A number of clubs are interested: Manchester United, Tottenham Hotspur, Arsenal; even Chelsea have been linked with the talented playmaker, although at current it appears as though the Gunners are leading the race for his signature. Whether he signs permanently, or merely on a season-long loan doesn’t particularly matter, especially as in Arsenal’s case, the move depends on a number of factors. One of those factors is Alex Song, with Wenger reportedly waiting to see if Song leaves the club before making a move for Sahin. Considering Barcelona are the only team "interested", wouldn’t it make far more sense to abandon this "pursuit" of Song and instead turn our attention to Nuri Sahin?

For a start, how often is it that a player of Sahin’s calibre becomes available on the market for such a low price? Assuming Real are willing to do business as long as they get their initial outlay back, Sahin is a steal at €10 million, and it makes him over €5 million cheaper than Alex Song, not to mention over €20 million cheaper than Javi Martinez. Admittedly, Martinez is the more versatile player; capable of playing at centre-half as well as defensive midfield, but the €20m saving would comfortably pay for a top-level centre-half.

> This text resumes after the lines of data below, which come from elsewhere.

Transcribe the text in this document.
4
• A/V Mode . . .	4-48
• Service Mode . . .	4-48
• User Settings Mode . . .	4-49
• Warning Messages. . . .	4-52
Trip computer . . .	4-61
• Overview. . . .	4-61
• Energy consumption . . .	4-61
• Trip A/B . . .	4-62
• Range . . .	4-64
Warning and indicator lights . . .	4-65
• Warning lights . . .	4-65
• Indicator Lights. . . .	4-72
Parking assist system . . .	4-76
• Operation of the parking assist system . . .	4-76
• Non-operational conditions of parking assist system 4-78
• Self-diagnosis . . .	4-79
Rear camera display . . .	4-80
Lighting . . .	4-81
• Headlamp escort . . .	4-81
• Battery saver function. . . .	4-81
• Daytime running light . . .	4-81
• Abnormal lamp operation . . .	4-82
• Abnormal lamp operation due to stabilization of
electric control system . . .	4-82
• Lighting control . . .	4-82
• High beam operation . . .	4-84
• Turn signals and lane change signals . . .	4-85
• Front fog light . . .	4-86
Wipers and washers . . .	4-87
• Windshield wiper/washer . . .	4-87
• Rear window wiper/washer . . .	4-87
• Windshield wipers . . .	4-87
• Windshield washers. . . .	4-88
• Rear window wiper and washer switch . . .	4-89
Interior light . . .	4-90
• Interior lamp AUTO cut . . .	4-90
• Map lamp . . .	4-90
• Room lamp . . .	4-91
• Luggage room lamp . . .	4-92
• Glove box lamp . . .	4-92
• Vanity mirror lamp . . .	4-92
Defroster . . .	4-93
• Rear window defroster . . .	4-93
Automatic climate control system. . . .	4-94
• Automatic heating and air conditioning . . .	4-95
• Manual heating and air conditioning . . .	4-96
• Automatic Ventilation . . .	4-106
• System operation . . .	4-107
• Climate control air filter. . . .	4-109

Barcelona’s search for a replacement for Seydou Keita has got them nowhere, and if it does, it appears as though Alex Song is the only candidate. At €15 million (or above), it would mean that Barcelona are paying more for a replacement for a bench player than they did for their new left-back, who is expected to fill that position for the next 6-10 years. Not only that, but it would make Song at least three times more expensive than Gerard Piqué, and if he truly is Keita’s replacement, it means that Barcelona have spent €15 million on someone who will effectively warm the bench.

With that in mind, should Barcelona be searching for Keita’s replacement if it excludes the very players who fit their philosophy best?